Scholars often lament the knowledge that might have been preserved if the great Library of Alexandria had been better protected against the ravages of time and marauding armies.
While the University of Virginia’s own scholarly record is markedly safer from ransacking Romans, by 2011, its digital collection faced a similar threat of steady extinction by way of technological obsolescence.
APTrust – more formally, the Academic Preservation Trust – is a massive, UVA-led initiative meant to remove that threat. Scholars have been creating digital-only materials on a regular basis since the early 1990s, but with every new advance in technology and huge growth in the volume of digital content, these materials are in danger of disappearing or becoming obsolete and inaccessible.
Over the last five years, APTrust has been building a large-scale solution that preserves digital scholarship by storing it across multiple technologies and physical locations.
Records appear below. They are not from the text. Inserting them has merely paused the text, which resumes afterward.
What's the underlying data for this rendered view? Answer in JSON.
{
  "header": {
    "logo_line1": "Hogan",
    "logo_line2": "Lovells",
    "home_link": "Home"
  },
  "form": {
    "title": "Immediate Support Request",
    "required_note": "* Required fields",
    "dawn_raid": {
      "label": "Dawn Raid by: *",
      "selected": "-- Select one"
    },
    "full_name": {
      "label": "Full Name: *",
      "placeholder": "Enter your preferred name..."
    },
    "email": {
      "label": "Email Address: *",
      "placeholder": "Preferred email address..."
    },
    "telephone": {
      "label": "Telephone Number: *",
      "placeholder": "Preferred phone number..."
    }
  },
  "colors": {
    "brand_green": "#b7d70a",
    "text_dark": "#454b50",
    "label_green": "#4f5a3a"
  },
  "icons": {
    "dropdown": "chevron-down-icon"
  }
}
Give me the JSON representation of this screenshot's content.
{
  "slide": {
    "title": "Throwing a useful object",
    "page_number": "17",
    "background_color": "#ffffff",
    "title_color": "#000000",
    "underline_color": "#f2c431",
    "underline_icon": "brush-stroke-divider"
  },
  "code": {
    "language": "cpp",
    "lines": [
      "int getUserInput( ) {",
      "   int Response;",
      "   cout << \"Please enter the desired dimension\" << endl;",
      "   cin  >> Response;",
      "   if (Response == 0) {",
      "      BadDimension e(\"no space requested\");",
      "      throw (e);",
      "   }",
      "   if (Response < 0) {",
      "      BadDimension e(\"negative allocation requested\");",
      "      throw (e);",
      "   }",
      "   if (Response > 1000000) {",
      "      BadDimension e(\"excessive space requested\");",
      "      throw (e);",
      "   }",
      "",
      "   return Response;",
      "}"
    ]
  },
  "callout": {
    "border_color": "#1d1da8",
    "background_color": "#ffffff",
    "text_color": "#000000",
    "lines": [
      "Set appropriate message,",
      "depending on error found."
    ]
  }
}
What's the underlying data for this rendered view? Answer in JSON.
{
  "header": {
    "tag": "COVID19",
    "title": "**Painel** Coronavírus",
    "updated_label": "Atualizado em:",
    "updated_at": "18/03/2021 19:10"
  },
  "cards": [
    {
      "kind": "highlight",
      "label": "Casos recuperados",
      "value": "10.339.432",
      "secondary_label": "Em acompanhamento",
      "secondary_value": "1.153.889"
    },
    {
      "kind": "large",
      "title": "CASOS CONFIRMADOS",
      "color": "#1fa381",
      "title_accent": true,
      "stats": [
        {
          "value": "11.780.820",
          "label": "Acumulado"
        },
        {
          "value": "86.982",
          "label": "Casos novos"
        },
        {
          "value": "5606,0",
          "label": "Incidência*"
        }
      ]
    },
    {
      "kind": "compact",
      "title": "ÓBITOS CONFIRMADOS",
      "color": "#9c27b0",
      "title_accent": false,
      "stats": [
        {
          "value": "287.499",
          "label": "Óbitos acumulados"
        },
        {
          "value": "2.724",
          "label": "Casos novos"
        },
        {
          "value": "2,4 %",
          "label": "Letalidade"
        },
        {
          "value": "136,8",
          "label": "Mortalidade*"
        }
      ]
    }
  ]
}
“The idea for APTrust grew out of conversations between [former UVA Vice President and Chief Information Officer] James Hilton, [former University Librarian and Dean of Libraries] Karin Wittenborg and myself,” said Martha Sites, the current University Librarian, Dean of Libraries and executive lead of APTrust. “James was pursuing a national effort to look at what we call, ‘deep dark preservation.’”
“Deep dark preservation” refers to the multiple layers of protection needed to effectively archive a digital file and the technology it runs on for future use.
Together with Sites, Hilton and Wittenborg helped grow APTrust into a consortium of 17 like-minded universities committed to the creation and management of a digital preservation repository.
APTrust’s primary goal is to package and preserve information in a way that makes it accessible to future generations. Today, any records that UVA or its partner institutions wish to preserve are sent to library specialists who carefully label them with a range of searchable data markers.
“Figuring out how to identify a piece of scholarship so that others can find it later is a significant challenge that involves specific ways of describing it. In old library days, we used the term ‘cataloging.’ We call it ‘metadata’ now,” Program Director Chip German said.
After digital material has been properly described, the next challenge is to preserve it in a way that will remain readable in the years to come.
“Because of this, APTrust is really a phased thing,” German said. “We are working first on the things that we can absolutely address quickly; currently we’re addressing the preservation of the original digital material and the description of that material. The next problem we’re working really hard on is how to ensure that future researchers will have the tools to understand and interact with those digital materials.”
This means that APTrust’s next phase of work will include finding better ways to preserve the software that makes such digital materials accessible. One of the ways they can do this is by building an “emulation environment” where old software is still able to run in a virtual landscape. For example, as MP3 files are replaced by other forms of media storage in the future, APTrust may also develop and preserve emulation environments for them that allow players like iTunes and Windows Media Player to continue operating.
To date, APTrust has already preserved more than 16 terabytes of data from all its partner institutions. Due to its rapidly growing storage-space demands, the group currently uses Amazon Web Services to store and safeguard all of its contents. Every piece of data is protected through multiple levels of redundancy.
Once a new file is properly packaged and labeled at depositing institutions such as UVA, it’s saved at two separate Amazon data centers, one in Virginia and one in Oregon. Inside each center, a copy of the data is stored inside three separate “availability zones.” These zones have independent power supplies, environmental controls and network connections, so if one is disrupted, the others will remain unharmed. Additionally, the Virginia and Oregon centers use different technologies to store their data, so APTrust files are secured across multiple platforms.
“Bicoastal storage protects the data from being wiped out all at once by things like natural disasters or even terrorist attacks,” Sites said. “Storage across multiple platforms helps protect against the failure of future and modern technologies.”
After considering many similar services and the possibility of creating their own cloud service, APTrust chose to use Amazon Web Services at present because it was the most cost-effective and flexible option.
“Part of the APTrust design philosophy is that we want it to be portable,” Sites said. “If we have to use something other than Amazon, our technologies are quickly capable of migrating to some other service or local data center.”
This shared preservation-storage space ensures access by future researchers to scholarship from all 17 institutions. The result is an extensive online archive built from many different perspectives.
“Each of these institutions has a different priority and different types of content to contribute,” Sites said. “That, in and of itself, is valuable. It creates a diverse collective of content here that can be the most representative of what valuable scholarship is and what is valuable for academic pursuits in the future.”